I’ve always believed that who a reporter votes for, what religion they are, who they love, should not be something they have to discuss publicly. As long as a journalist shows fairness and honesty in his or her work, their private life shouldn’t matter. I’ve stuck to those principles for my entire professional career, even when I’ve been directly asked “the gay question,” which happens occasionally. I did not address my sexual orientation in the memoir I wrote several years ago because it was a book focused on war, disasters, loss and survival. I didn’t set out to write about other aspects of my life.
Sometimes coming out of the closet is not the same for everyone.
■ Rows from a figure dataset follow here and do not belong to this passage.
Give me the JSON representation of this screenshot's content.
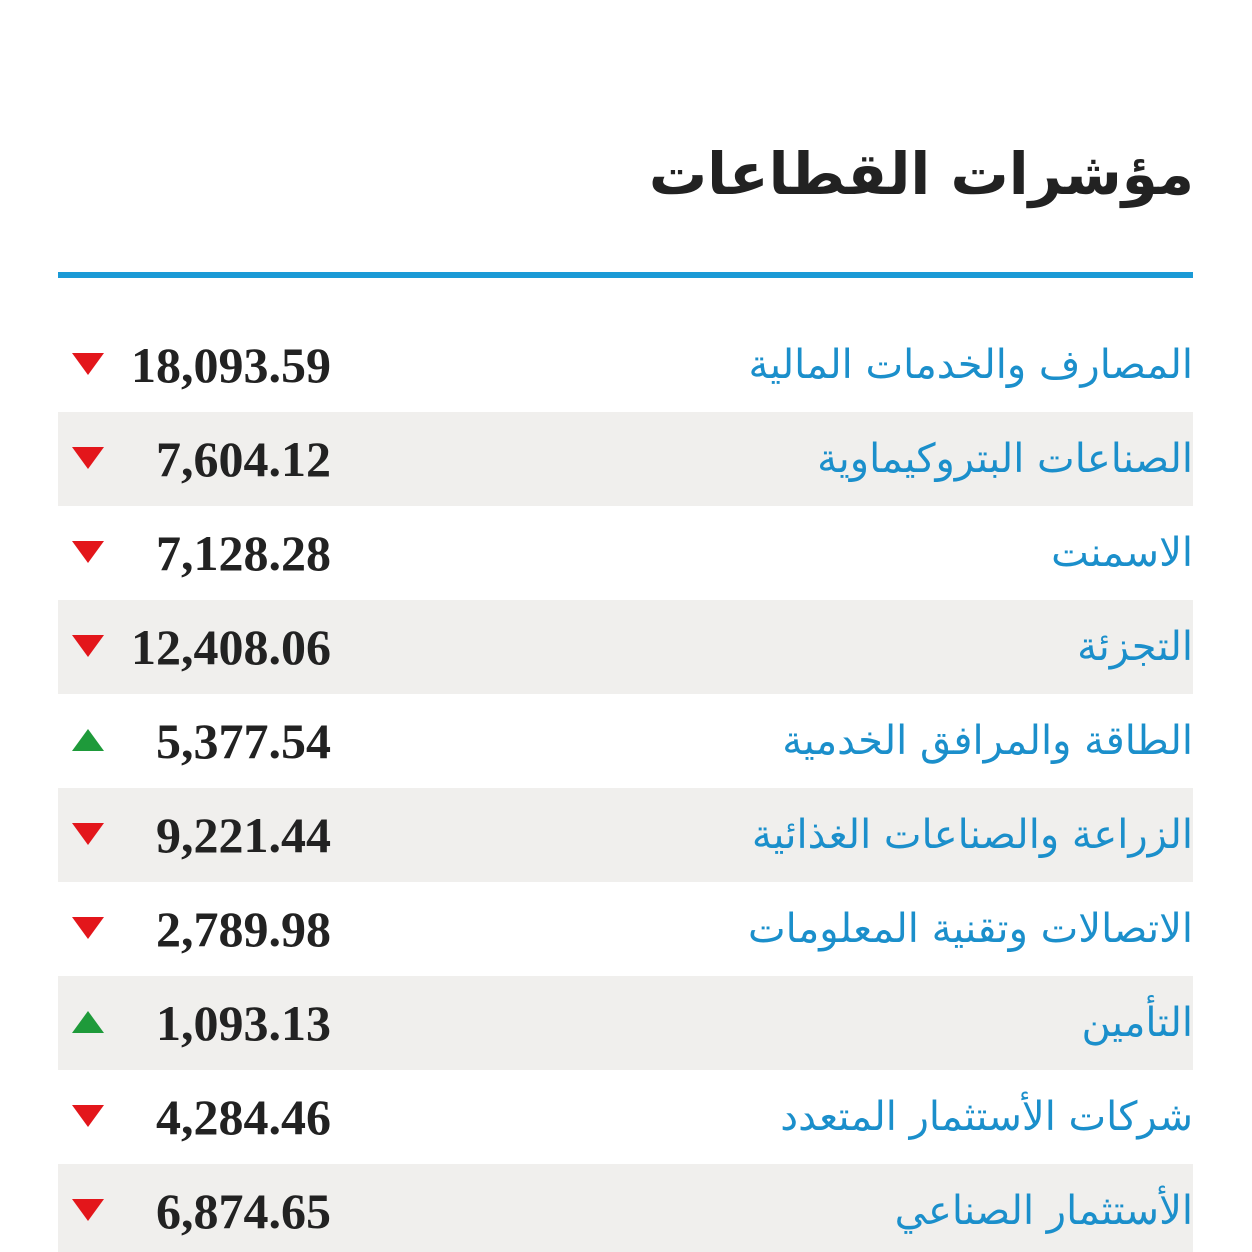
{
  "header": {
    "title": "مؤشرات القطاعات"
  },
  "table": {
    "rows": [
      {
        "name": "المصارف والخدمات المالية",
        "value": "18,093.59",
        "trend": "down"
      },
      {
        "name": "الصناعات البتروكيماوية",
        "value": "7,604.12",
        "trend": "down"
      },
      {
        "name": "الاسمنت",
        "value": "7,128.28",
        "trend": "down"
      },
      {
        "name": "التجزئة",
        "value": "12,408.06",
        "trend": "down"
      },
      {
        "name": "الطاقة والمرافق الخدمية",
        "value": "5,377.54",
        "trend": "up"
      },
      {
        "name": "الزراعة والصناعات الغذائية",
        "value": "9,221.44",
        "trend": "down"
      },
      {
        "name": "الاتصالات وتقنية المعلومات",
        "value": "2,789.98",
        "trend": "down"
      },
      {
        "name": "التأمين",
        "value": "1,093.13",
        "trend": "up"
      },
      {
        "name": "شركات الأستثمار المتعدد",
        "value": "4,284.46",
        "trend": "down"
      },
      {
        "name": "الأستثمار الصناعي",
        "value": "6,874.65",
        "trend": "down"
      }
    ]
  }
}
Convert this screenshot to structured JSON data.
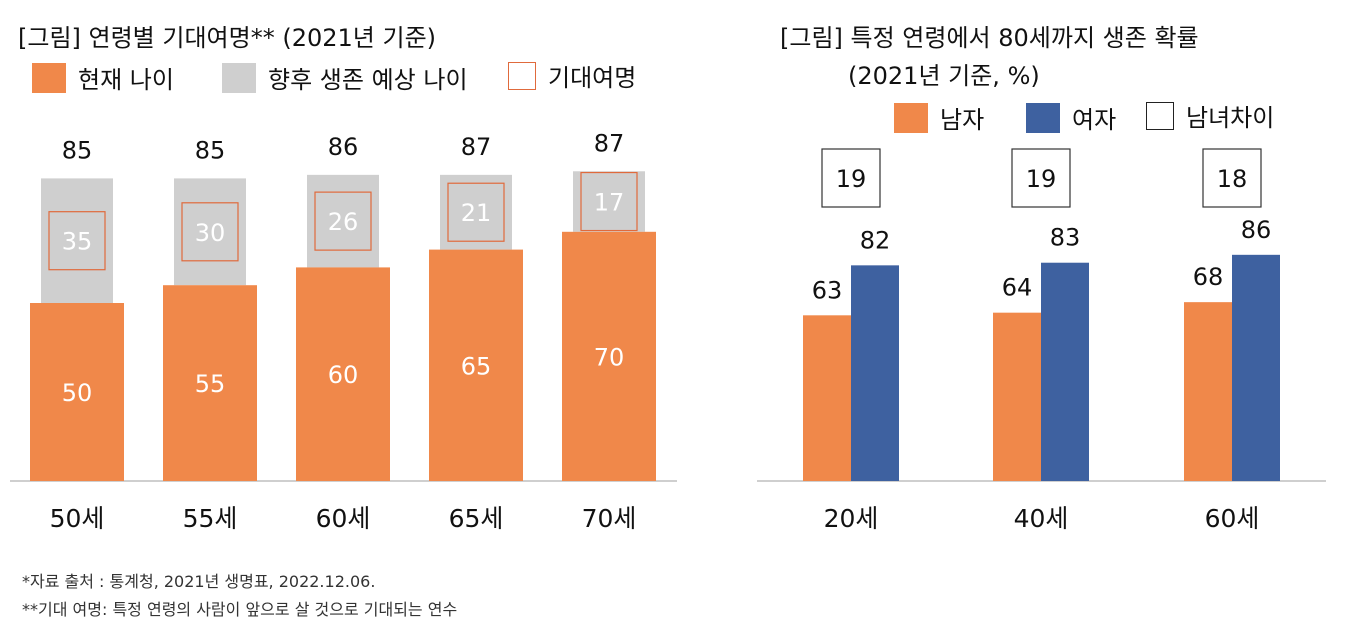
{
  "colors": {
    "orange": "#F0884A",
    "gray": "#CFCFCF",
    "blue": "#3E61A0",
    "frame_red": "#E06A3C",
    "axis": "#BFBFBF"
  },
  "chart_data": [
    {
      "type": "bar",
      "stacked": true,
      "title": "[그림] 연령별 기대여명** (2021년 기준)",
      "categories": [
        "50세",
        "55세",
        "60세",
        "65세",
        "70세"
      ],
      "series": [
        {
          "name": "현재 나이",
          "values": [
            50,
            55,
            60,
            65,
            70
          ]
        },
        {
          "name": "향후 생존 예상 나이",
          "values": [
            35,
            30,
            26,
            21,
            17
          ]
        }
      ],
      "totals": [
        85,
        85,
        86,
        87,
        87
      ],
      "framed_label_series": "기대여명",
      "legend": [
        "현재 나이",
        "향후 생존 예상 나이",
        "기대여명"
      ],
      "ylim": [
        0,
        90
      ]
    },
    {
      "type": "bar",
      "title": "[그림] 특정 연령에서 80세까지 생존 확률",
      "subtitle": "(2021년 기준, %)",
      "categories": [
        "20세",
        "40세",
        "60세"
      ],
      "series": [
        {
          "name": "남자",
          "values": [
            63,
            64,
            68
          ]
        },
        {
          "name": "여자",
          "values": [
            82,
            83,
            86
          ]
        }
      ],
      "difference": {
        "name": "남녀차이",
        "values": [
          19,
          19,
          18
        ]
      },
      "legend": [
        "남자",
        "여자",
        "남녀차이"
      ],
      "ylim": [
        0,
        100
      ]
    }
  ],
  "notes": [
    "*자료 출처 : 통계청, 2021년 생명표, 2022.12.06.",
    "**기대 여명: 특정 연령의 사람이 앞으로 살 것으로 기대되는 연수"
  ]
}
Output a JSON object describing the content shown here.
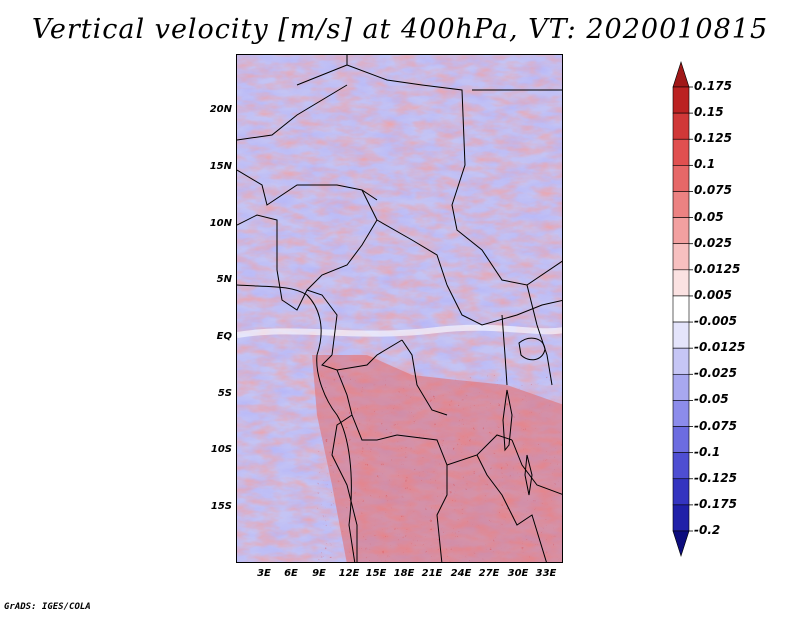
{
  "title": "Vertical velocity [m/s] at 400hPa, VT: 2020010815",
  "latitude_labels": [
    "20N",
    "15N",
    "10N",
    "5N",
    "EQ",
    "5S",
    "10S",
    "15S"
  ],
  "longitude_labels": [
    "3E",
    "6E",
    "9E",
    "12E",
    "15E",
    "18E",
    "21E",
    "24E",
    "27E",
    "30E",
    "33E"
  ],
  "colorbar": {
    "labels": [
      "0.175",
      "0.15",
      "0.125",
      "0.1",
      "0.075",
      "0.05",
      "0.025",
      "0.0125",
      "0.005",
      "-0.005",
      "-0.0125",
      "-0.025",
      "-0.05",
      "-0.075",
      "-0.1",
      "-0.125",
      "-0.175",
      "-0.2"
    ],
    "colors": [
      "#a01818",
      "#bb2222",
      "#d03838",
      "#e05050",
      "#e66868",
      "#ec8282",
      "#f2a0a0",
      "#f7c0c0",
      "#fbe2e2",
      "#ffffff",
      "#e4e4fb",
      "#c6c6f5",
      "#a8a8f0",
      "#8c8ceb",
      "#6c6ce0",
      "#4e4ed2",
      "#3434c0",
      "#2020a8",
      "#0d0d7e"
    ]
  },
  "palette": {
    "positive": "#e06060",
    "negative": "#7878e8",
    "neutral": "#ffffff",
    "border": "#000000"
  },
  "footer": "GrADS: IGES/COLA"
}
Recently, celebrity Chef Anne Burrell came out after she was kind of nudged out by a fellow Food Network celeb. Anne had not actually been in the closet. It wasn’t like her friends and family did not know that she is a lesbian. Instead, she just had not come out to the world.
That is a lot of what happened with Anderson Cooper, but rather than just being because of a need for protection. Cooper has spent a lot of time in places where being American is not a very popular option for someone, and being a gay American is likely to be a huge problem.
Cooper understands that there is a fine balance needed. Certainly we need people who are open about being lesbian, gay, bisexual or transsexual because of the youth out there who face these horrible days in which they have few positive signs in their lives, but should that come at the risk of someone’s life if they are in a very risky business?
It is wonderful that Cooper has finally come out. Hopefully this will not be at the expense of his life or his safety.

JohnMichael
July 2, 2012 at 4:44 pm
Contrary to the intimation of your post I suspect that the coming out process is different for everyone since our lives and the events that bear on our lives are all unique. That being said I would like to point out that Mr. Cooper has been “out” for a long time indeed. Experience teaches us that each lgbt person comes out twice. The first time is when you look in the mirror and say to yourself “you’re gay” and you dont break out in tears. The second time is when you begin to spread the joy of yourself to your family and friends. I think he has been ‘out’ a long time.
Bridgette P. LaVictoire
July 2, 2012 at 4:46 pm
I’m kind of confused about what you just said, but I’m kind of unique since I never had any issue with being lesbian, and actually, I was trying to say just what you are saying- it’s different for each of us.